| Project Location | San Pier Niceto, Messina, Italy |
| Project Type | Office building, production support facility, research spaces, staff welfare, industrial architecture |
| Project Description | Design of new offices and staff facilities for Simone Gatto S.r.l., including administrative spaces, nursery, gym, swimming pool, wellness facilities, canteen, laboratories and research areas. |
| Client | Simone Gatto S.r.l. |
| Architect | UFO Architecture |
| UFO Architecture Team | Andrew Yau, Claudio Lucchesi, Anna Liuzzo, Vendula Zimandlova, Francesco Giordano, Carmela Notaristefano |
| Project Status | Completed |
| Project Area | 1,200 sqm |
| Project Year | 2004 |
| Photographers | Nino Calamuneri, Gap_Gitto, Antonino Photographer |
| Climate Systems | Solaria S.r.l.; Daikin |
| Contractor | Maiorana Costruzioni |
| Structural Engineering | Ignazio Faranda |
| Windows / Openings | Pippo Alosi |
| Furniture | Mohd |
| Hydraulic / Plumbing Systems | Francesco Alibrando |
| Electrical Systems | Marino |
| Design Focus | Industrial office architecture, citrus production, staff welfare, research spaces, folding geometry, continuous spatial organisation, thresholds, public and semi-private work environments |
Simone Gatto Lemon Factory is a completed office and welfare building for Simone Gatto S.r.l. in San Pier Niceto, Messina, Italy. Simone Gatto is an internationally recognised producer of citrus essences and concentrates, rooted in Sicily’s long tradition of lemon and citrus cultivation.

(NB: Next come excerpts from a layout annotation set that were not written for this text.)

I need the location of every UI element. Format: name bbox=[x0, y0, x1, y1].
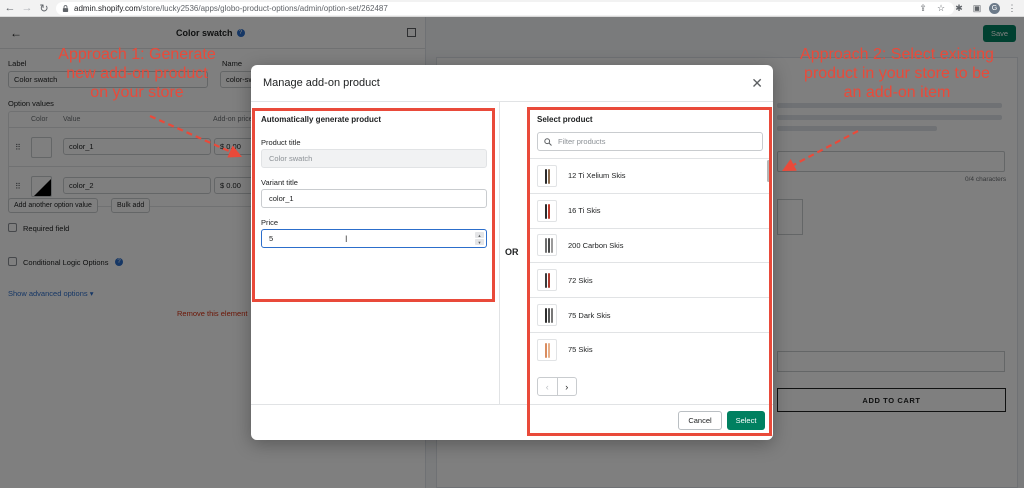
url-host: admin.shopify.com bbox=[74, 4, 141, 13]
browser-toolbar: ← → ↻ admin.shopify.com/store/lucky2536/… bbox=[0, 0, 1024, 17]
modal-title: Manage add-on product bbox=[263, 77, 380, 89]
close-icon[interactable]: ✕ bbox=[751, 76, 763, 90]
share-icon[interactable]: ⇪ bbox=[917, 2, 929, 14]
reload-icon[interactable]: ↻ bbox=[37, 1, 51, 15]
address-bar[interactable]: admin.shopify.com/store/lucky2536/apps/g… bbox=[56, 2, 954, 15]
approach2-line: Approach 2: Select existing bbox=[800, 46, 994, 63]
more-icon[interactable]: ⋮ bbox=[1006, 2, 1018, 14]
star-icon[interactable]: ☆ bbox=[935, 2, 947, 14]
profile-avatar[interactable]: G bbox=[989, 2, 1000, 14]
extensions-icon[interactable]: ✱ bbox=[953, 2, 965, 14]
approach2-line: an add-on item bbox=[843, 84, 951, 101]
lock-icon bbox=[62, 5, 69, 12]
approach2-line: product in your store to be bbox=[804, 65, 990, 82]
modal-header: Manage add-on product bbox=[251, 65, 773, 102]
approach1-annotation: Approach 1: Generate new add-on product … bbox=[22, 45, 252, 102]
url-path: /store/lucky2536/apps/globo-product-opti… bbox=[140, 4, 388, 13]
approach1-line: new add-on product bbox=[66, 65, 208, 82]
approach1-highlight-box bbox=[252, 108, 495, 302]
forward-icon[interactable]: → bbox=[20, 1, 34, 15]
back-icon[interactable]: ← bbox=[3, 1, 17, 15]
approach2-annotation: Approach 2: Select existing product in y… bbox=[770, 45, 1024, 102]
or-separator: OR bbox=[505, 247, 519, 257]
sidebar-icon[interactable]: ▣ bbox=[971, 2, 983, 14]
approach2-highlight-box bbox=[527, 107, 772, 436]
approach1-line: Approach 1: Generate bbox=[58, 46, 216, 63]
approach1-line: on your store bbox=[90, 84, 184, 101]
column-divider bbox=[499, 102, 500, 404]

The project responds to the company’s expansion and the need for new administrative, research and recreational spaces. The building is organised over three levels, combining public and staff facilities at ground level with management offices above and laboratory / research spaces on the upper floor.
The programme includes new offices, a nursery, gym, swimming pool, wellness facilities, canteen, laboratories and research areas. The design works with the concept of folding, transforming a complex organisational diagram into a continuous spatial system of strips, thresholds and connections.
Autonomous bands come together, aggregate and separate across different levels, producing a dynamic spatial and distributive structure in both plan and section. The result is a fluid working environment where public, semi-private and operational spaces are connected through shortcuts, visual links and carefully configured degrees of openness and enclosure.